Kelley was in a major pain and I kept on trying to make jokes throughout the day that were only met with evil glares. After what seemed like ages with Kelley not progressing, she finally made a huge jump basically skipping any of the stages in between. By early afternoon, she was ready to deliver our baby!

Kelley, not happy with anything I did. This didn't help.
Kelley, not happy with anything I did. This didn’t help.

We all know labor and its lack of joyful, fun moments, so I’ll spare the details. Once Kelly started pushing, it wasn’t long until our little Avery was born and in her arms.

Thumbs up for a job well done by my wonderful wife!
Thumbs up for a job well done by my wonderful wife!

The feeling that overcame my whole body is one I can’t describe, but it felt wonderful, like nothing I’ve felt before (besides when I first saw Kelley walking down the aisle). I was a dad!

I remember being very adamant that both Kelley and I not have any visitors until we had our skin to skin with Avery.
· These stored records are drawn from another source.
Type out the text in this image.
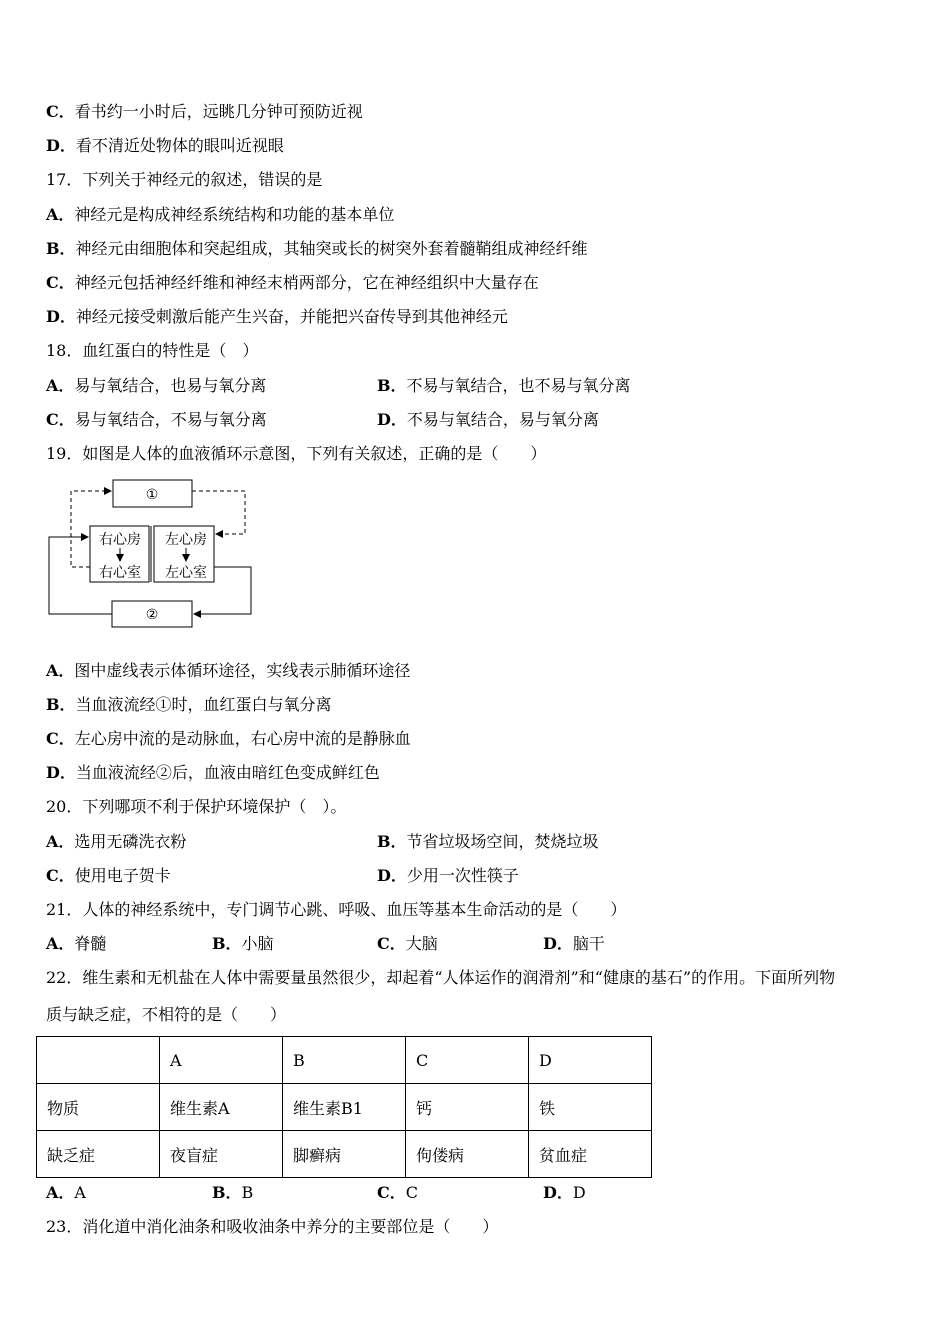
C．看书约一小时后，远眺几分钟可预防近视
D．看不清近处物体的眼叫近视眼
17．下列关于神经元的叙述，错误的是
A．神经元是构成神经系统结构和功能的基本单位
B．神经元由细胞体和突起组成，其轴突或长的树突外套着髓鞘组成神经纤维
C．神经元包括神经纤维和神经末梢两部分，它在神经组织中大量存在
D．神经元接受刺激后能产生兴奋，并能把兴奋传导到其他神经元
18．血红蛋白的特性是（　）
A．易与氧结合，也易与氧分离	B．不易与氧结合，也不易与氧分离
C．易与氧结合，不易与氧分离	D．不易与氧结合，易与氧分离
19．如图是人体的血液循环示意图，下列有关叙述，正确的是（　　）
①
右心房 左心房
右心室 左心室
②
A．图中虚线表示体循环途径，实线表示肺循环途径
B．当血液流经①时，血红蛋白与氧分离
C．左心房中流的是动脉血，右心房中流的是静脉血
D．当血液流经②后，血液由暗红色变成鲜红色
20．下列哪项不利于保护环境保护（　）。
A．选用无磷洗衣粉	B．节省垃圾场空间，焚烧垃圾
C．使用电子贺卡	D．少用一次性筷子
21．人体的神经系统中，专门调节心跳、呼吸、血压等基本生命活动的是（　　）
A．脊髓	B．小脑	C．大脑	D．脑干
22．维生素和无机盐在人体中需要量虽然很少，却起着“人体运作的润滑剂”和“健康的基石”的作用。下面所列物
质与缺乏症，不相符的是（　　）
	A	B	C	D
物质	维生素A	维生素B1	钙	铁
缺乏症	夜盲症	脚癣病	佝偻病	贫血症
A．A	B．B	C．C	D．D
23．消化道中消化油条和吸收油条中养分的主要部位是（　　）
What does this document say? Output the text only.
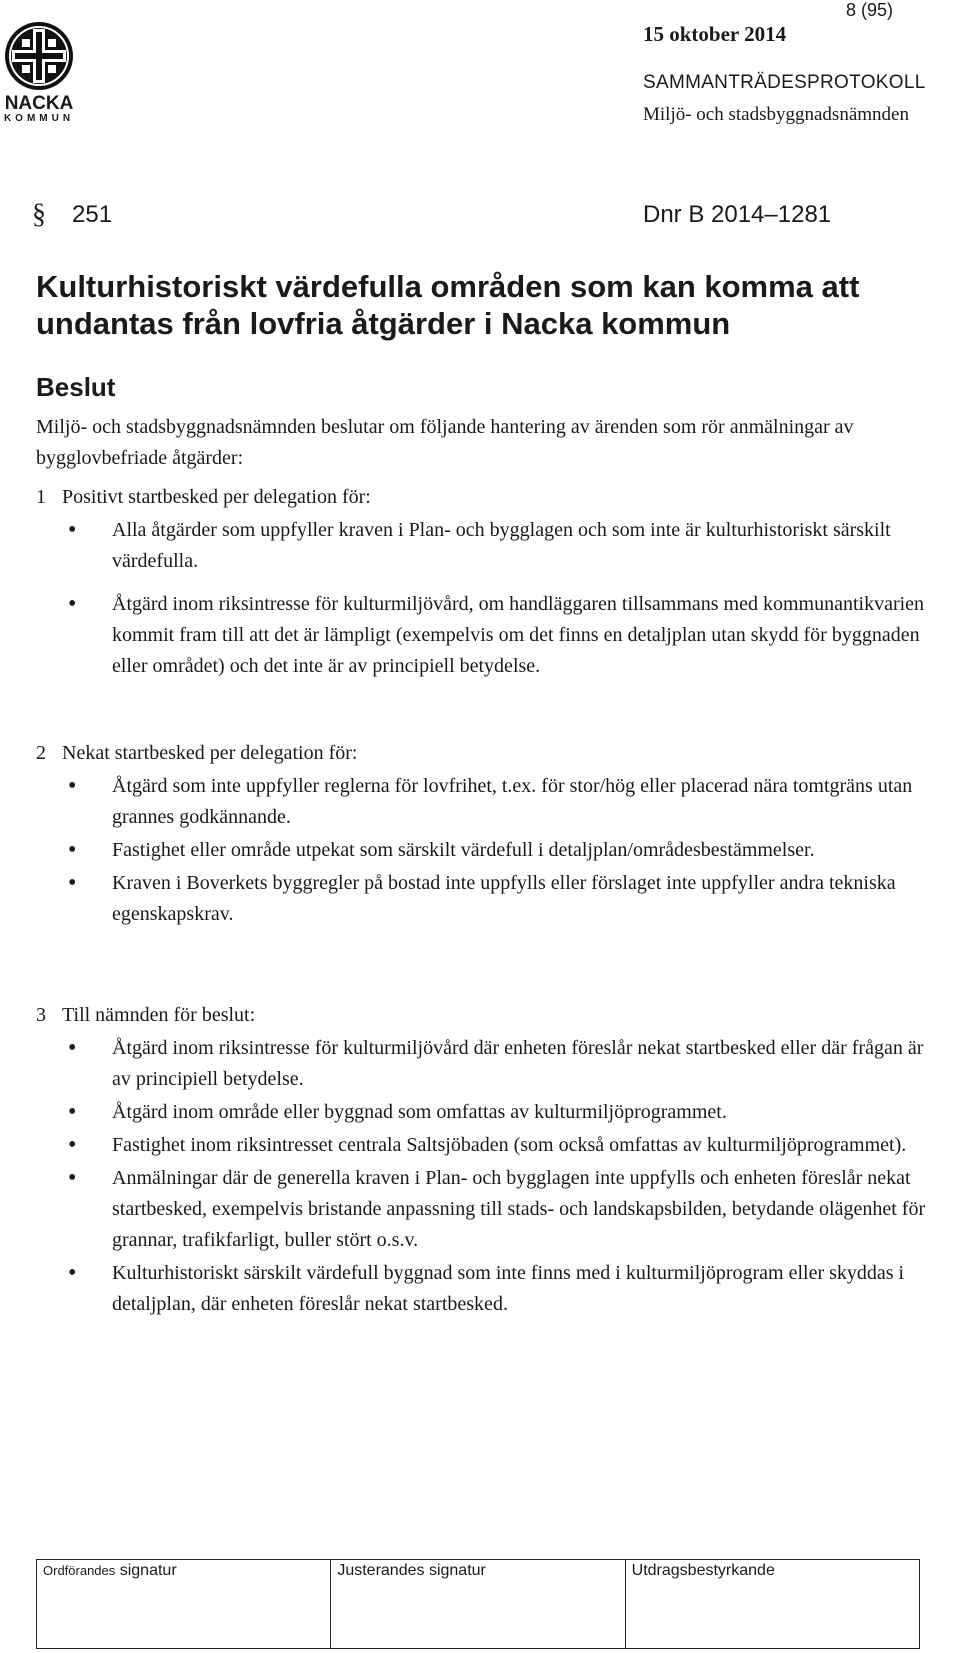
8 (95)
NACKA
KOMMUN
15 oktober 2014
SAMMANTRÄDESPROTOKOLL
Miljö- och stadsbyggnadsnämnden
§ 251	Dnr B 2014–1281
Kulturhistoriskt värdefulla områden som kan komma att undantas från lovfria åtgärder i Nacka kommun
Beslut

Miljö- och stadsbyggnadsnämnden beslutar om följande hantering av ärenden som rör anmälningar av bygglovbefriade åtgärder:

1 Positivt startbesked per delegation för:

• Alla åtgärder som uppfyller kraven i Plan- och bygglagen och som inte är kulturhistoriskt särskilt värdefulla.
• Åtgärd inom riksintresse för kulturmiljövård, om handläggaren tillsammans med kommunantikvarien kommit fram till att det är lämpligt (exempelvis om det finns en detaljplan utan skydd för byggnaden eller området) och det inte är av principiell betydelse.

2 Nekat startbesked per delegation för:

• Åtgärd som inte uppfyller reglerna för lovfrihet, t.ex. för stor/hög eller placerad nära tomtgräns utan grannes godkännande.
• Fastighet eller område utpekat som särskilt värdefull i detaljplan/områdesbestämmelser.
• Kraven i Boverkets byggregler på bostad inte uppfylls eller förslaget inte uppfyller andra tekniska egenskapskrav.

3 Till nämnden för beslut:

• Åtgärd inom riksintresse för kulturmiljövård där enheten föreslår nekat startbesked eller där frågan är av principiell betydelse.
• Åtgärd inom område eller byggnad som omfattas av kulturmiljöprogrammet.
• Fastighet inom riksintresset centrala Saltsjöbaden (som också omfattas av kulturmiljöprogrammet).
• Anmälningar där de generella kraven i Plan- och bygglagen inte uppfylls och enheten föreslår nekat startbesked, exempelvis bristande anpassning till stads- och landskapsbilden, betydande olägenhet för grannar, trafikfarligt, buller stört o.s.v.
• Kulturhistoriskt särskilt värdefull byggnad som inte finns med i kulturmiljöprogram eller skyddas i detaljplan, där enheten föreslår nekat startbesked.
Ordförandes signatur	Justerandes signatur	Utdragsbestyrkande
We had learned so much on the benefits of skin to skin and wanted to make sure we started things off right. We did, and it was another wonderful experience to add to the already awesome day.

Skin to skin with dad!
Skin to skin with dad!

Avery was born at 4:13 p.m. that Friday afternoon, 12 days earlier than her due date of November 27th. Although she was early, she was still perfectly healthy and weighed 7lbs 9.3ozs.

Kelley did have some blood pressure issues so we had to stay a couple of extra days at the hospital, but all turned out well and we were able to bring our daughter home on a nice, sunny day.

Thinking back to that day and how far we’ve already come lets me relive that overwhelming feeling and helps me to not be as frustrated during Avery’s fits. Yes, they will always be frustrating, but I’m not going to go crazy and pull my hair out…….yet.

Do you have certain memories you use to help ease any current difficult situations you’re facing?

Any other methods to help qualm frustrations that you care to share?